Barnes Thomas R E, Leeson Verity, Paton Carol, Marston Louise, Osborn David P, Kumar Raj, Keown Patrick, Zafar Rameez, Iqbal Khalid, Singh Vineet, Fridrich Pavel, Fitzgerald Zachary, Bagalkote Hemant, Haddad Peter M, Husni Mariwan, Amos Tim
Centre for Psychiatry, Hammersmith Hospital Campus, Imperial College London, 7th Floor Commonwealth Building, Du Cane Road, London W12 0NN, UK.
Centre for Psychiatry, Imperial College London, UK.
Ther Adv Psychopharmacol. 2018 Jul;8(7):185-197. doi: 10.1177/2045125318762365. Epub 2018 Mar 8.
A second antipsychotic is commonly added to clozapine to treat refractory schizophrenia, notwithstanding the limited evidence to support such practice.
The efficacy and adverse effects of this pharmacological strategy were examined in a double-blind, placebo-controlled, 12-week randomized trial of clozapine augmentation with amisulpride, involving 68 adults with treatment-resistant schizophrenia and persistent symptoms despite a predefined trial of clozapine.
There were no statistically significant differences between the amisulpride and placebo groups on the primary outcome measure (clinical response defined as a 20% reduction in total Positive and Negative Syndrome Scale score) or other mental state measures. However, the trial under recruited and was therefore underpowered to detect differences in the primary outcome, meaning that acceptance of the null hypothesis carries an increased risk of type II error. The findings suggested that amisulpride-treated participants were more likely to fulfil the clinical response criterion, odds ratio 1.17 (95% confidence interval 0.40-3.42) and have a greater reduction in negative symptoms, but these numerical differences were not statistically significant and only evident at 12 weeks. A significantly higher proportion of participants in the amisulpride group had at least one adverse event compared with the control group ( = 0.014), and these were more likely to be cardiac symptoms.

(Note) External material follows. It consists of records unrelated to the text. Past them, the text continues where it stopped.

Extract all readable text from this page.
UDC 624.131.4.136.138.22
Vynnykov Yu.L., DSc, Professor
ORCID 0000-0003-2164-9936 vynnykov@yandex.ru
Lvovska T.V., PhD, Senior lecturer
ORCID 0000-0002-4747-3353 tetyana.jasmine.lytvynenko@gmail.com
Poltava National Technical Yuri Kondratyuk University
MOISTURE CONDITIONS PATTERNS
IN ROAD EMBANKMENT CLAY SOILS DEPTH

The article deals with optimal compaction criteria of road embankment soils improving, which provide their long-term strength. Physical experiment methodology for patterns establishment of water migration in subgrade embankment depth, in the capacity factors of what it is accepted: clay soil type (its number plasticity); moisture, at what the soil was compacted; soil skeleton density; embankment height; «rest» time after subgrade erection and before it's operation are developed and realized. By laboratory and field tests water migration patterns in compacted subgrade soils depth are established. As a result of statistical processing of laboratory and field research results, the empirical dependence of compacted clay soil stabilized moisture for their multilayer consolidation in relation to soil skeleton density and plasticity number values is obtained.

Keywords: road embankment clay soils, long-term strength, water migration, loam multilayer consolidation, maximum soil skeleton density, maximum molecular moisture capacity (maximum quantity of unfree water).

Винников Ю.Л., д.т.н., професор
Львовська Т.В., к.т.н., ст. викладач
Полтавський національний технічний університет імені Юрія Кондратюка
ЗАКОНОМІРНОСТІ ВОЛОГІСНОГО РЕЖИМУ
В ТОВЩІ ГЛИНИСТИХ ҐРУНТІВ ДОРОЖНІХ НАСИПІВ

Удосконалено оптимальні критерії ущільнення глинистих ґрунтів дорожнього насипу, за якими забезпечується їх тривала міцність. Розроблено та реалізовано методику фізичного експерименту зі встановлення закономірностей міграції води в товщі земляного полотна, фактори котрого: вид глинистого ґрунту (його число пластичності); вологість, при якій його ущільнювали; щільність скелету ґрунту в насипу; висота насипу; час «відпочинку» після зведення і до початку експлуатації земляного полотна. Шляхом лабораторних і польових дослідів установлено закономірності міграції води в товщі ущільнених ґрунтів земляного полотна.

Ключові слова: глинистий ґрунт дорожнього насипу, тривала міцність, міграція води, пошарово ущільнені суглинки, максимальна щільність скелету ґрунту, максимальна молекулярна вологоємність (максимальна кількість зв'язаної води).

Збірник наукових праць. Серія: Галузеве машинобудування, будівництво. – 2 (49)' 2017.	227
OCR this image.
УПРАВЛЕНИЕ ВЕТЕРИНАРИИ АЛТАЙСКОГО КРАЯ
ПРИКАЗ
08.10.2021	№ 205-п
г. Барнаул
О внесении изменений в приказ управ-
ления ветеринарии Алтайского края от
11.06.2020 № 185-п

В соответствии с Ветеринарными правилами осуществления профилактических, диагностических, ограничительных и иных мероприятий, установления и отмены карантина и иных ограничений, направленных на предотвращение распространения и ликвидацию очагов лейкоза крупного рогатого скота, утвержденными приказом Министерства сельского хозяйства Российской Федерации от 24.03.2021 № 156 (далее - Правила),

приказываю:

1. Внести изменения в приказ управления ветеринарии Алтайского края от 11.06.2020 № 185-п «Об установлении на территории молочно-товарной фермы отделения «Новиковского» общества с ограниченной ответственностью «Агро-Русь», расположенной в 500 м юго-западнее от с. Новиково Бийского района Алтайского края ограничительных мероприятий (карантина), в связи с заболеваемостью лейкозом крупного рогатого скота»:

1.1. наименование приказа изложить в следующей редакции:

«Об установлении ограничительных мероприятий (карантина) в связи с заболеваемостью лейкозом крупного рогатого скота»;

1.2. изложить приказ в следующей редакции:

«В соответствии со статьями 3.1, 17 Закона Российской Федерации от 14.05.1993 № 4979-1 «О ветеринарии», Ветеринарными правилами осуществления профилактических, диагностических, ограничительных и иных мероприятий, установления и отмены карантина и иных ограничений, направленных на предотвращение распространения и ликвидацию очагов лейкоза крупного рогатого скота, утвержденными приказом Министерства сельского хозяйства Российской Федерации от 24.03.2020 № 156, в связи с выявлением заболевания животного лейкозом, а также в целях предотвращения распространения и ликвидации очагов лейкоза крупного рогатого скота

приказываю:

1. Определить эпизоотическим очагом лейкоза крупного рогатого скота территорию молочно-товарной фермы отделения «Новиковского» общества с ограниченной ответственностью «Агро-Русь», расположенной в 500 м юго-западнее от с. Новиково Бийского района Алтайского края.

Treatment for more than 6 weeks may be required for an adequate trial of clozapine augmentation with amisulpride. The greater side-effect burden associated with this treatment strategy highlights the need for safety and tolerability monitoring, including vigilance for indicators of cardiac abnormalities, when it is used in either a clinical or research setting.
尽管支持这种做法的证据有限,但通常会在氯氮平基础上加用第二种抗精神病药物来治疗难治性精神分裂症。
在一项双盲、安慰剂对照、为期12周的随机试验中,研究了这种药物治疗策略的疗效和不良反应,该试验为氯氮平联合氨磺必利增效治疗,纳入68例对治疗有抵抗且在经过预定义的氯氮平试验后仍有持续症状的成年精神分裂症患者。
在主要结局指标(临床反应定义为阳性和阴性症状量表总分降低20%)或其他精神状态指标方面,氨磺必利组和安慰剂组之间无统计学显著差异。然而,该试验招募不足,因此检测主要结局差异的效能不足,这意味着接受零假设会增加II型错误的风险。研究结果表明,接受氨磺必利治疗的参与者更有可能达到临床反应标准,比值比为1.17(95%置信区间0.40 - 3.42),且阴性症状有更大程度的减轻,但这些数值差异无统计学显著性,且仅在12周时明显。与对照组相比,氨磺必利组中至少发生一次不良事件的参与者比例显著更高(P = 0.014),且这些不良事件更可能是心脏症状。
氯氮平联合氨磺必利增效治疗可能需要超过6周的时间进行充分试验。这种治疗策略带来的更大副作用负担凸显了在临床或研究环境中使用时进行安全性和耐受性监测的必要性,包括警惕心脏异常指标。